Die Einrichtung ist heute gepflegt. Hingabe und der unbedingte Wille, weiter zu kommen, sprechen eher aus der Zimmergestaltung als selbstverständliche Professionalität. Eine Kur für jedermann will das Hotel bieten. Eine Kur für Leute aus den gleichen gesellschaftlichen Schichten, aus denen auch die Mitglieder der Kooperative stammen. Becken mit bis zu 45 Grad warmem Thermalwasser aus den Anden stehen dafür zur Verfügung, eine vor kurzem errichtete Sauna, der ganze Stolz der Kooperative, Fangotherapie, ein reichhaltiges Büffet des Mittags und des Abends. Das Brot dafür kommt aus der hauseigenen Bäckerei, die auch erst durch die Kooperative entstand, und die nahe Schule Cacique Pismanta mitversorgt.

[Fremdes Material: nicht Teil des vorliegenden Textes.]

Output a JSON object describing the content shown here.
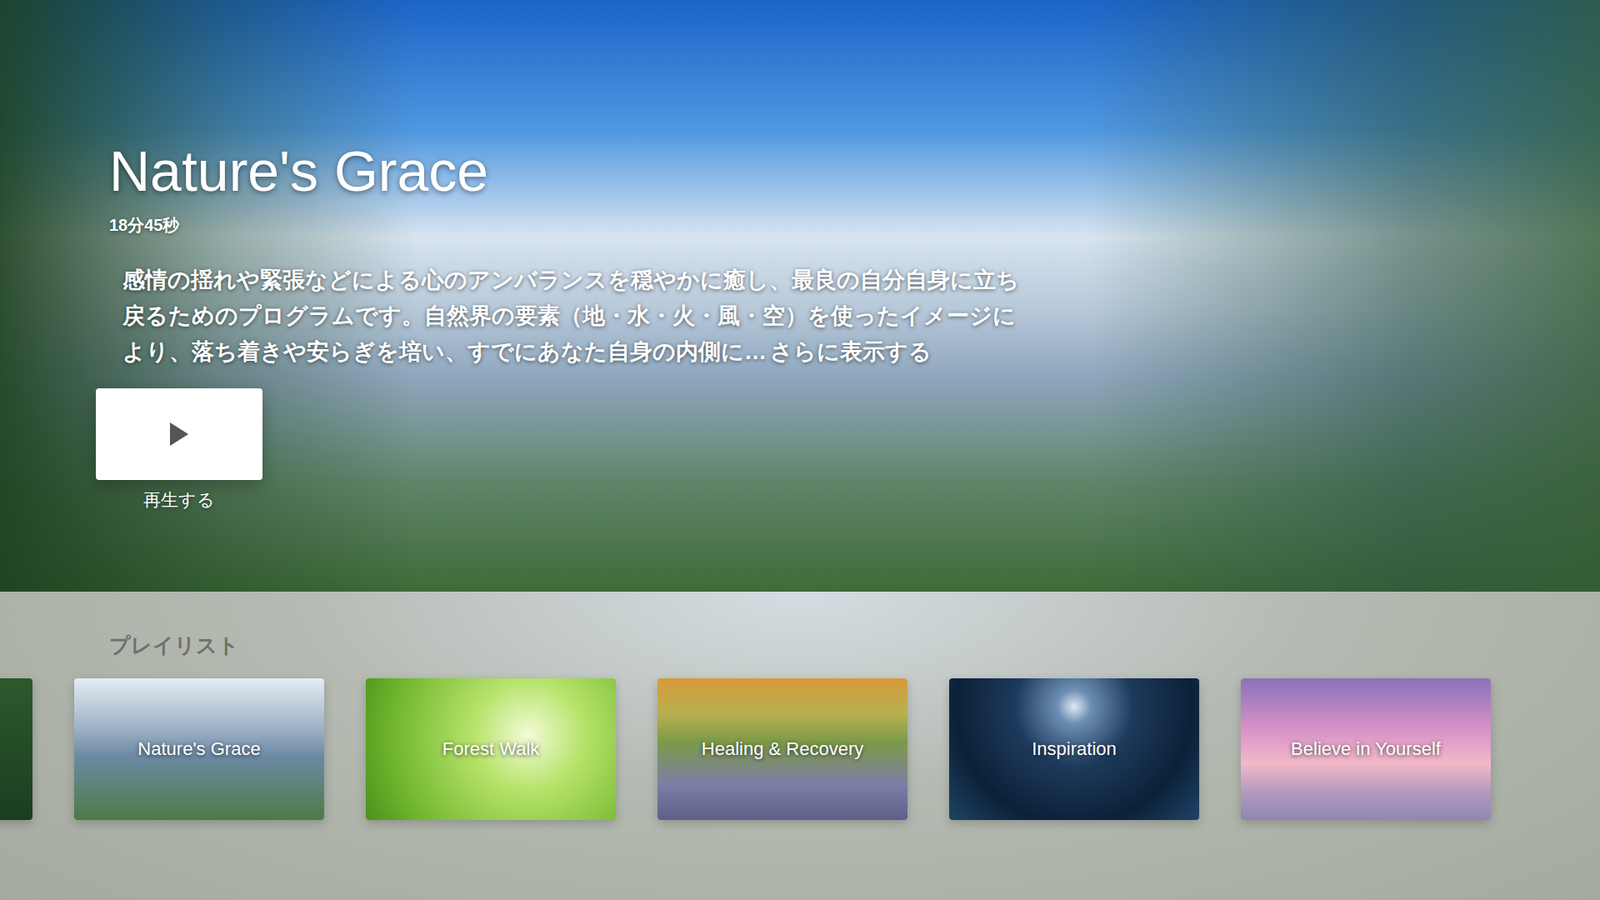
{
  "hero": {
    "title": "Nature's Grace",
    "duration": "18分45秒",
    "description": "感情の揺れや緊張などによる心のアンバランスを穏やかに癒し、最良の自分自身に立ち戻るためのプログラムです。自然界の要素（地・水・火・風・空）を使ったイメージにより、落ち着きや安らぎを培い、すでにあなた自身の内側に…",
    "more": "さらに表示する",
    "play_label": "再生する"
  },
  "playlists": {
    "heading": "プレイリスト",
    "items": [
      {
        "title": "Nature's Grace"
      },
      {
        "title": "Forest Walk"
      },
      {
        "title": "Healing & Recovery"
      },
      {
        "title": "Inspiration"
      },
      {
        "title": "Believe in Yourself"
      }
    ]
  }
}
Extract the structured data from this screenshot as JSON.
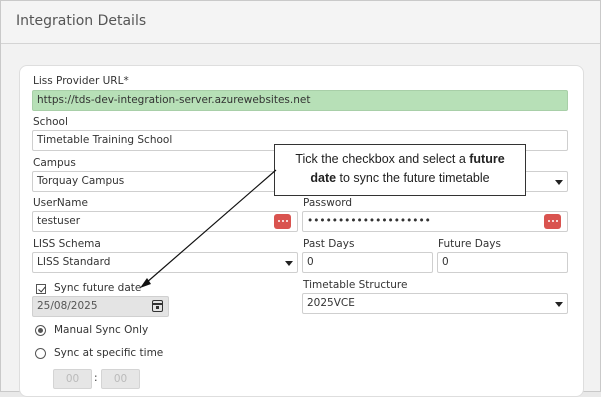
{
  "panel": {
    "title": "Integration Details"
  },
  "form": {
    "liss_url": {
      "label": "Liss Provider URL*",
      "value": "https://tds-dev-integration-server.azurewebsites.net"
    },
    "school": {
      "label": "School",
      "value": "Timetable Training School"
    },
    "campus": {
      "label": "Campus",
      "value": "Torquay Campus"
    },
    "username": {
      "label": "UserName",
      "value": "testuser"
    },
    "password": {
      "label": "Password",
      "value": "••••••••••••••••••••"
    },
    "liss_schema": {
      "label": "LISS Schema",
      "value": "LISS Standard"
    },
    "past_days": {
      "label": "Past Days",
      "value": "0"
    },
    "future_days": {
      "label": "Future Days",
      "value": "0"
    },
    "sync_future": {
      "label": "Sync future date",
      "checked": true,
      "date": "25/08/2025"
    },
    "timetable_structure": {
      "label": "Timetable Structure",
      "value": "2025VCE"
    },
    "sync_mode": {
      "manual": {
        "label": "Manual Sync Only",
        "selected": true
      },
      "specific": {
        "label": "Sync at specific time",
        "selected": false
      }
    },
    "time": {
      "hours": "00",
      "separator": ":",
      "minutes": "00"
    }
  },
  "callout": {
    "text_1": "Tick the checkbox and select a ",
    "bold_1": "future",
    "bold_2": "date",
    "text_2": " to sync the future timetable"
  },
  "colors": {
    "url_field_bg": "#b7e0b7",
    "eye_button": "#d9534f",
    "panel_bg": "#f2f2f2"
  }
}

Mit diesem Konzept knüpft die Kooperative an die ursprüngliche Idee an, mit der »Pismanta« 1950 als Zweisternehotel erbaut wurde. Es war Teil eines sozialen Tourismusprojekts, mit dem Präsident Juan Domingo Perón auch ärmeren Schichten Urlaub ermöglichen wollte. 1982 erlebte das mittlerweile privat verwaltete Hotel seinen Höhepunkt und eröffnete sogar ein Kasino. Das Klavier steht noch, die einst glänzende Bar selbst ist heute der schlichte Frühstücksraum. Ab 1990 jedoch fing das Hotel an zu verfallen. Die scheinbar glanzvollen 90er Jahre in Argentinien, als der Peso fest an den Dollar gekoppelt war, ließen Miami und Brasilien zu billigen Reisezielen werden. Als die Arbeiter »Pismanta« 2002 übernahmen, hatten sich nicht nur die Lohnschulden gehäuft. »Wir haben die Strom-, Wasser- und Telefonschulden der Vorbesitzer abbezahlt. Wir haben die Preise von 150 Peso auf 75 Peso (ca. 16 Euro) gesenkt und uns damit für die Mittelschicht aus San Juan geöffnet. Wir haben die 34 Zimmer renoviert, eine Klimaanlage und neue Heizungen eingebaut, einen Minibus für die Touristen gekauft, einen eigenen Gemüsegarten angelegt ... Da wäre noch viel mehr zu nennen. Fakt ist, wir durften die Verwaltung des Hotels übernehmen, weil wir auf unsere unbezahlten Löhne, den ausstehenden Urlaub und die jahrelang verschlampten Rentenbeiträge verzichtet haben. Dafür aber haben wir unsere Arbeit behalten und bestimmen sie nun sogar selbst«, berichtet Hilda Díaz aus der Kooperative stolz.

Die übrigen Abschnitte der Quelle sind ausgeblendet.